The output of each cycle is not a finished design but a clearer, smaller set of validated requirements. Observed large focus steps translate into a quantitative step size requirement; measured slip or hysteresis becomes a low-backlash or closed-loop requirement; and packaging size becomes a bus requirement. Only after these needs were evidenced did this paper converge the lanes and commit to a higher-fidelity, flight-like mechanism. In this way, the process systematically transforms early ambiguity into a design space bounded by facts rather than forecasts. Using lower-fidelity prototypes could complement traditional Stage-gate systems to inform early design gate decisions.
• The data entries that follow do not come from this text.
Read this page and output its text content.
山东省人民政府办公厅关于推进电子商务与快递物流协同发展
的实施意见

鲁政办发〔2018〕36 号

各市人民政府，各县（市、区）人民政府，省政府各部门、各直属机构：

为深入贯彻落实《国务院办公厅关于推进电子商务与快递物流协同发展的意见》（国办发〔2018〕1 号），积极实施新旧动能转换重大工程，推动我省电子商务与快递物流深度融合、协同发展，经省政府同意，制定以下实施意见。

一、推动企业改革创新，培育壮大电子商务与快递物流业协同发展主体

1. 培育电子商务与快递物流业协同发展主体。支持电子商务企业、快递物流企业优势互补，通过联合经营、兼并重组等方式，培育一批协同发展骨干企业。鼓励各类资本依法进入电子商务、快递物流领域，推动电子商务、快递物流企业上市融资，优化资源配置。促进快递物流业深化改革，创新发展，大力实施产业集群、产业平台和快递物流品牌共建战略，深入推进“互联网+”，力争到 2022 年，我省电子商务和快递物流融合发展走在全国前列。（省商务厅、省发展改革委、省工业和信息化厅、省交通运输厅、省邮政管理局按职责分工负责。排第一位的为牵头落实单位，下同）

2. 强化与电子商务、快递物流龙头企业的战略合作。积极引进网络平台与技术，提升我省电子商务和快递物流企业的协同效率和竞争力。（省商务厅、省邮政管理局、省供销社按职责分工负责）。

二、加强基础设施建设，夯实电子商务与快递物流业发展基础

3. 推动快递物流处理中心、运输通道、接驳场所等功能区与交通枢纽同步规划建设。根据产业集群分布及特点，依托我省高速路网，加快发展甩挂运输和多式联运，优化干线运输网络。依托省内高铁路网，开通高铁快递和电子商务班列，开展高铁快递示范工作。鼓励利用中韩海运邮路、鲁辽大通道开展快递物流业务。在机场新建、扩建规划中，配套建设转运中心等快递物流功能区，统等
It is a particularly dynamic time to explore the design space in the NewSpace era. Lower costs and shorter development cycles are enabling new missions and technology to fly in space. “The increasing specialization of New Space studies opens up opportunities for complex space missions, including debris removal, satellite repair and refueling, and autonomous operations.” (Reference Ferrara, Cicconi, Minotti, Trovato and CaputoFerrara et al., 2025). It is therefore important to build design knowledge around effective, practical design methods in the new paradigm. Companies such as SpaceX conduct many flight and ground tests, losing vehicles in the process, to accelerate learning, echoing the early Apollo era but contrasting the risk-averse Old Space paradigm.
5. Conclusion
This paper shows that low-fidelity wayfaring can be an effective strategy for clearing the fuzzy front end of NewSpace hardware projects. By using process tracing across 23 low-fidelity prototypes for a CubeSat telescope focus mechanism, this study provides evidence of how deliberate fidelity management can support the emergence, refinement, and validation of requirements for complex space mechanisms. The main contribution is to link concrete fidelity choices to specific learning outcomes: coarse prototypes to eliminate weak architectures and surface unknowns; intermediate prototypes to quantify critical metrics such as backlash and step size; and higher-fidelity prototypes to verify integration and optical performance. This moves rapid prototyping from a generic “enabler” in NewSpace to a structured, empirically grounded design approach. For practitioners, the case suggests that NewSpace teams can front-load learning by accepting many cheap, low-fidelity builds, especially when dealing with COTS-based payloads and co-evolving bus constraints. Rather than replacing traditional NASA/ECSS systems engineering, this approach complements it, as wayfaring is used to discover the right requirements, which can then be carried into a conventional verification and qualification flow. Future work should test this fidelity-aware wayfaring pattern across other mechanisms and missions to assess how widely it generalizes across the NewSpace domain.